Moskova Mahkemeleri ve Troçki



1936-1938 mahkemelerinde, Vişinski’nin yalan iddianameleriyle binlerce bolşeviğin Alman ajanlığı ile suçlanıp cezalara çarptırıldığı kara bir tarih belleklerde saklıdır. İşkence ve ailelerine yapılan baskılarla zorla alınan itiraflar sonucu Alman ajanlığıyla suçlanıp idam edilenlerin içerisinde Buharin, Radek, Zinovyev, Kamanev, Piatakov, Rykov, Rakovski, Serebriyakov, Sokolnikov gibi 17 Ekim devrimi önderlerinin yer alması bu vahşi tasfiyenin yalana dayanan iddianameyle gerçekleştiğini ispat etmeye yeterlidir. Stalin, karşıtlarını Alman faşizmiyle işbirliği iddiasıyla suçlarken çok geçmeden 1939’ da Yahudi olan Dışişleri bakanı Litvinov’u değiştirip Nazi-Sovyet paktını ilan edebilmiştir. Stalinist bürokrasinin yalana dayalı karalama kampanyasının ilk hedefi olan Troçki’nin bu saldırıya karşı tutumu şöyle olmuştur:’’ Araç sadece amaçla doğrulanabilir. Ama amacın doğrulanmaya ihtiyacı vardır. Proletaryanın tarihsel çıkarlarını dile getiren marxizm yönünden, amaç, eğer insanın doğa üzerindeki iktidarını artırmaya ve insanın insan üzerindeki egemenliğini yok etmeye götürüyorsa doğrulanmış olur.’’ Siyasette yalanı, amacın doğruluğuna veya yanlışlığına bağlı olarak değerlendiren Troçki, Moskova mahkemeleriyle bütünüyle belirginleşen terörü, stalinizmin doğru amaçtan, yani işçi sınıfının tarihsel çıkarlarından uzaklaşması dolayısıyla eleştirir ve onu lanetler.

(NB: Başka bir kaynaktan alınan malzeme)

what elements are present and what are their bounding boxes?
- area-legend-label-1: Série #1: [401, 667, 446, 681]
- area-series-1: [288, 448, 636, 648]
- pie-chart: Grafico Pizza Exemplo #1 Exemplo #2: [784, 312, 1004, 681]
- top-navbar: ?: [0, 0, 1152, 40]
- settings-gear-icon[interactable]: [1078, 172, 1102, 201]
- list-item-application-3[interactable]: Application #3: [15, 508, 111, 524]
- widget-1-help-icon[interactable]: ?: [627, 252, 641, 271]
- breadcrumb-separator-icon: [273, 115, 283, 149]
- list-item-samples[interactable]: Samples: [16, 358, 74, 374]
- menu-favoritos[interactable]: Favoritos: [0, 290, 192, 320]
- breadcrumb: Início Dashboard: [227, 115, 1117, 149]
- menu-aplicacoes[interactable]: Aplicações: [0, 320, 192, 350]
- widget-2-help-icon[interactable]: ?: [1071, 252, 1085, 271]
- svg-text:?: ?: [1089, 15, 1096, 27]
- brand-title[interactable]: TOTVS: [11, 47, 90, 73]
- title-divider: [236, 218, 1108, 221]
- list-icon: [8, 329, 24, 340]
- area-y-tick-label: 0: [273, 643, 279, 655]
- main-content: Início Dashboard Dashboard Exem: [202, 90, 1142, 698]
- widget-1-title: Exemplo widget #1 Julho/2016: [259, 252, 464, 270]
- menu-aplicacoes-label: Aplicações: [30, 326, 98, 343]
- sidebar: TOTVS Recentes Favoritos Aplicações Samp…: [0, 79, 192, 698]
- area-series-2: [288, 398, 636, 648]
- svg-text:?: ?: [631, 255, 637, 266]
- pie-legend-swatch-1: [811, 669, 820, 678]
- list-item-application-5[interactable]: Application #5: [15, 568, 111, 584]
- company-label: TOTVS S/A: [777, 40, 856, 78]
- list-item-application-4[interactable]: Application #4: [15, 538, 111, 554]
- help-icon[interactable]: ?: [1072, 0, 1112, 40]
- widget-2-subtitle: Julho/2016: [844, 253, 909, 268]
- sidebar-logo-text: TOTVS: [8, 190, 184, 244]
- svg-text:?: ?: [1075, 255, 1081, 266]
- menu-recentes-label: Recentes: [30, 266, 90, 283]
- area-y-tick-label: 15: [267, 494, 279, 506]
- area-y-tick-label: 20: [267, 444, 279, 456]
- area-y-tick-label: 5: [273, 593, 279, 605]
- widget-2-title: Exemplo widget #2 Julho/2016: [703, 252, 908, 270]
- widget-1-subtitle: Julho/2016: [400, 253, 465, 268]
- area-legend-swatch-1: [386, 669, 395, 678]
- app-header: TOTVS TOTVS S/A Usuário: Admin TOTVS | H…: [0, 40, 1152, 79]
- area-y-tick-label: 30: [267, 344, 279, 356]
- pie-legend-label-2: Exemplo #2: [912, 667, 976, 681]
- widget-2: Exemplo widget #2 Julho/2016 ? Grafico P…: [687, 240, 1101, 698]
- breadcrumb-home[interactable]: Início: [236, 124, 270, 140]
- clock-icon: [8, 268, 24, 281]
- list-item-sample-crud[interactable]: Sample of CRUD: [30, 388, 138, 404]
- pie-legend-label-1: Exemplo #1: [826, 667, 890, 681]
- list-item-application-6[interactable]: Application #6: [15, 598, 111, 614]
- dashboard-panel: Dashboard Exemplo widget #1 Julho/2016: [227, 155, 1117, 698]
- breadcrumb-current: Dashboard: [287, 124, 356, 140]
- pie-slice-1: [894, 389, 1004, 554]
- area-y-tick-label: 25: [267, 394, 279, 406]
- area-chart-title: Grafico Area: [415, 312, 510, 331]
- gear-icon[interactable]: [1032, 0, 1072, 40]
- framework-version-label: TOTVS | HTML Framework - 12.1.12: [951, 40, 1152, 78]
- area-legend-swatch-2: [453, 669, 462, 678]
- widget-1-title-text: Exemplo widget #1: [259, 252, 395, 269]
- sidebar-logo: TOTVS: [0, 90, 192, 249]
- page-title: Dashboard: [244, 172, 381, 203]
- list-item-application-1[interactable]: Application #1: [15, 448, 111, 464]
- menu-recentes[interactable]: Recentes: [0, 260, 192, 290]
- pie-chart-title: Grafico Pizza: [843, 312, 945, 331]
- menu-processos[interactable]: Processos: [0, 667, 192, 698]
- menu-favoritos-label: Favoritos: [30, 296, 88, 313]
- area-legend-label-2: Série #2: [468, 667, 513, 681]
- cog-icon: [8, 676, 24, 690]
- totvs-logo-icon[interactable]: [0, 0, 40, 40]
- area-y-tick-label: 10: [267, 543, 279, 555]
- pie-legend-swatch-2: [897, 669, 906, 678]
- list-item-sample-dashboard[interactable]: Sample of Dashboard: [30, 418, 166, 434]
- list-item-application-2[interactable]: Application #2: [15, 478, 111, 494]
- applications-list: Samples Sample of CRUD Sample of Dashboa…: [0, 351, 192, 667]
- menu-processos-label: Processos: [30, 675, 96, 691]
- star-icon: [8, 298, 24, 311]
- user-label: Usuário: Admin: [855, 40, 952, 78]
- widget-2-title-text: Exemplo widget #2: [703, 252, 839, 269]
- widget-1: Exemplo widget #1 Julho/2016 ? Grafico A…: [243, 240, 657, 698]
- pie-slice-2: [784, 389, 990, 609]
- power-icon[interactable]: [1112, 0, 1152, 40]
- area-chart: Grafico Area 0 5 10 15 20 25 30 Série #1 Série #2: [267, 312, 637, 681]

Bir araç olarak yalanı her duruma ilişkin bir kavram olarak ele alan Troçki doğru amacın öznesi olan emekçilere yönelik ise ‘ ‘devrimci bir parti(Bolşevik Parti) olarak yükselişi sırasında tarihin en dürüst partisi oldu. Bunu yaparken doğaldır ki düşman sınıfları yanılttı ne var ki daha sonra emekçilere ancak ve ancak bütün bir gerçeği sadece gerçeği söyledi… emekçilerin güvenini kazandı.’ ‘ Troçki’nin bu ifadesi, bir araç olarak yalanın devrimci siyaset için emekçilere yönelik olarak kullanılmasını dışladığını ortaya koyar.



Yine Troçki bir araç olarak yalanı ebedileştirmemekte, sınıflı toplumun ve toplumsal mücadelenin bir sonucu olarak görmektedir. ‘’ Bununla birlikte yalanı ve şiddeti mahkum etmeyecek miyiz? Kuşkusuz, evet ama, bunları doğuran sınıflı toplumla birlikte. Toplumsal çelişkilerin olmadığı toplum yalansız ve şiddetsiz olur’’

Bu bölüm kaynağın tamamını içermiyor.